Ilustrasi tentang penghalang dihubungkan dengan kemampuannya mencegah terjadinya
insiden adalah sebagai berikut:
Dari ilustrasi di atas, jelas terlihat bahwa tebal lapisan penghalang tidaklah sama. Yang
paling kuat adalah adanya alat, sedangkan yang paling lemah adalah kebijakan / prosedur.
Contoh:
Aktifitas berenang: Memakai pelampung (alat) jauh lebih efektif dalam mencegah insiden
tenggelam dibandingkan berenang dengan prosedur yang benar (kebijakan / prosedur).

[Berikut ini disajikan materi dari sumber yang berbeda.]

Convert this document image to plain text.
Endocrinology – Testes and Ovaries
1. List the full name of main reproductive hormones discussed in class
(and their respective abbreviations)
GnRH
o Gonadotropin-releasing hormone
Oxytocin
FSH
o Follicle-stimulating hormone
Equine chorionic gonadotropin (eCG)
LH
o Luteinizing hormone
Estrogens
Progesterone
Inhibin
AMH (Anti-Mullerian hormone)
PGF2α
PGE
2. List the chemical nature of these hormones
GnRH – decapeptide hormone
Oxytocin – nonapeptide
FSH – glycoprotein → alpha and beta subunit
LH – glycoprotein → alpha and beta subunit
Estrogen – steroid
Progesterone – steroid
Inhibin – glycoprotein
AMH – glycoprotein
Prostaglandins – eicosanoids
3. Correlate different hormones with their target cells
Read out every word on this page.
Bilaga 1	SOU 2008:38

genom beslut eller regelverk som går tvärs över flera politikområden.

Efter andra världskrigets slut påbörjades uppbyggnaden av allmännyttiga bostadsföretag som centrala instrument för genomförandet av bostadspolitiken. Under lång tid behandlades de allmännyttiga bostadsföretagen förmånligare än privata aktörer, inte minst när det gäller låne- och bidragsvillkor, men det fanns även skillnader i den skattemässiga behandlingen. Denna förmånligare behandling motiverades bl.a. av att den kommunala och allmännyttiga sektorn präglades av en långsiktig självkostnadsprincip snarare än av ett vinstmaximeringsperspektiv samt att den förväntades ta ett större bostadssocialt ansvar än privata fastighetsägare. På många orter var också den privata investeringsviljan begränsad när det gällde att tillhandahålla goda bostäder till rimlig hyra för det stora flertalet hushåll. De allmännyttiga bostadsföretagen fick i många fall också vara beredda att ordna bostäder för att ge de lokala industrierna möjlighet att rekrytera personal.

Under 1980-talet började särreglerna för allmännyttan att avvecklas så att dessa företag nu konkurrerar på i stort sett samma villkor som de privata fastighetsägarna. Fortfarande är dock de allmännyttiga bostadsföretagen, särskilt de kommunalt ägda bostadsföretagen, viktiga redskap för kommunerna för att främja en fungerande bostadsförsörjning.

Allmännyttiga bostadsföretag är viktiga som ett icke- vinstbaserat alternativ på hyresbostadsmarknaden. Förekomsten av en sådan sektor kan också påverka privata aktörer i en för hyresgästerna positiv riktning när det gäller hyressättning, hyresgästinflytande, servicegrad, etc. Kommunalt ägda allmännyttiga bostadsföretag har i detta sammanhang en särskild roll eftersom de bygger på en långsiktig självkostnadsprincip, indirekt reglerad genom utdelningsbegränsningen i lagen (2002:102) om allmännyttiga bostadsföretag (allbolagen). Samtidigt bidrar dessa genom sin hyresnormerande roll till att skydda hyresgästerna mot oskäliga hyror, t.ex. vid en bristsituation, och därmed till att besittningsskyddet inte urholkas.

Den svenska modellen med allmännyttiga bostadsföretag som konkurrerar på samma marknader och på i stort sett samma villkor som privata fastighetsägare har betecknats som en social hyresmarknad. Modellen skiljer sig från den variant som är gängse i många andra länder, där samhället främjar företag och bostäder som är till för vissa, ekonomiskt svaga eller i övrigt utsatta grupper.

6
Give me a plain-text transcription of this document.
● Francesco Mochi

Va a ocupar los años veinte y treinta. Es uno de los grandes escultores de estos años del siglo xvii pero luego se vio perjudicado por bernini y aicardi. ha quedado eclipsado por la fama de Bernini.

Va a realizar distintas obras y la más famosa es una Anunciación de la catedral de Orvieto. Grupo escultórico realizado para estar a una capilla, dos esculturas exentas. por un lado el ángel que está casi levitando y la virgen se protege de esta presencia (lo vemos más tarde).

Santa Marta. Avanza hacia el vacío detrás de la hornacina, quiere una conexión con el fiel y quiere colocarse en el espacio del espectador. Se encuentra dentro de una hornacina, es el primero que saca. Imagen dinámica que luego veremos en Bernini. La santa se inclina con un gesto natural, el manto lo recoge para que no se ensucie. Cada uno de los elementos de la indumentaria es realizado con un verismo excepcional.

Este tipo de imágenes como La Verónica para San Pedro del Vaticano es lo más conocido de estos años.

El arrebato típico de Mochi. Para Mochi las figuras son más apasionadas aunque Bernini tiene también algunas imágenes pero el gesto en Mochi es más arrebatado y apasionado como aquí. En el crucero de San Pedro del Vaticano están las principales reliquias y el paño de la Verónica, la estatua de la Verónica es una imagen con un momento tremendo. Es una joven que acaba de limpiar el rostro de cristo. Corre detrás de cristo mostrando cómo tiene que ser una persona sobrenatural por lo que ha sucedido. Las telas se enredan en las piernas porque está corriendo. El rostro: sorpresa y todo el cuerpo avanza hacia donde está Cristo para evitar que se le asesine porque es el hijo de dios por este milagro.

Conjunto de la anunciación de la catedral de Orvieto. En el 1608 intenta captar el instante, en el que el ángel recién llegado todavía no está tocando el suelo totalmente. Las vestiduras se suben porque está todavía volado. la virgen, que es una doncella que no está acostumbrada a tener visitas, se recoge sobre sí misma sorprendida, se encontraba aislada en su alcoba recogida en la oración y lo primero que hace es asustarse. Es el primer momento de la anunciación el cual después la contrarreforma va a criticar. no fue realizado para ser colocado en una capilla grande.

Ilustrasi di atas memberikan penjelasan kepada kita, bahwa jika kita ingin mencari solusi
atas suatu masalah, utamakan solusinya adalah berupa alat / disain. Jika alat tidak ada,
barulah cari solusi lain.
Sekarang kita kembali ke analisa penghalang. Dengan berpedoman pada ilustrasi di atas,
maka analisa penghalang untuk kasus tertusuk jarum tersebut adalah seperti yang dapat
anda lihat disini (halaman 23).
Contoh rekomendasi kasus tertusuk jarum dapat anda lihat disini (halaman 24).
Laporan RCA berisi rincian seluruh kegiatan pelaksanaan RCA mulai dari awal sampai
rekomendasi yang diberikan. Laporan ini kemudian disampaikan kepada pemimpin
organisasi untuk disetujui. Proses persetujuan ini sangat penting. Karena tanpa persetujuan
pemimpin, rekomendasi tak dapat dieksekusi dan dilaksanakan.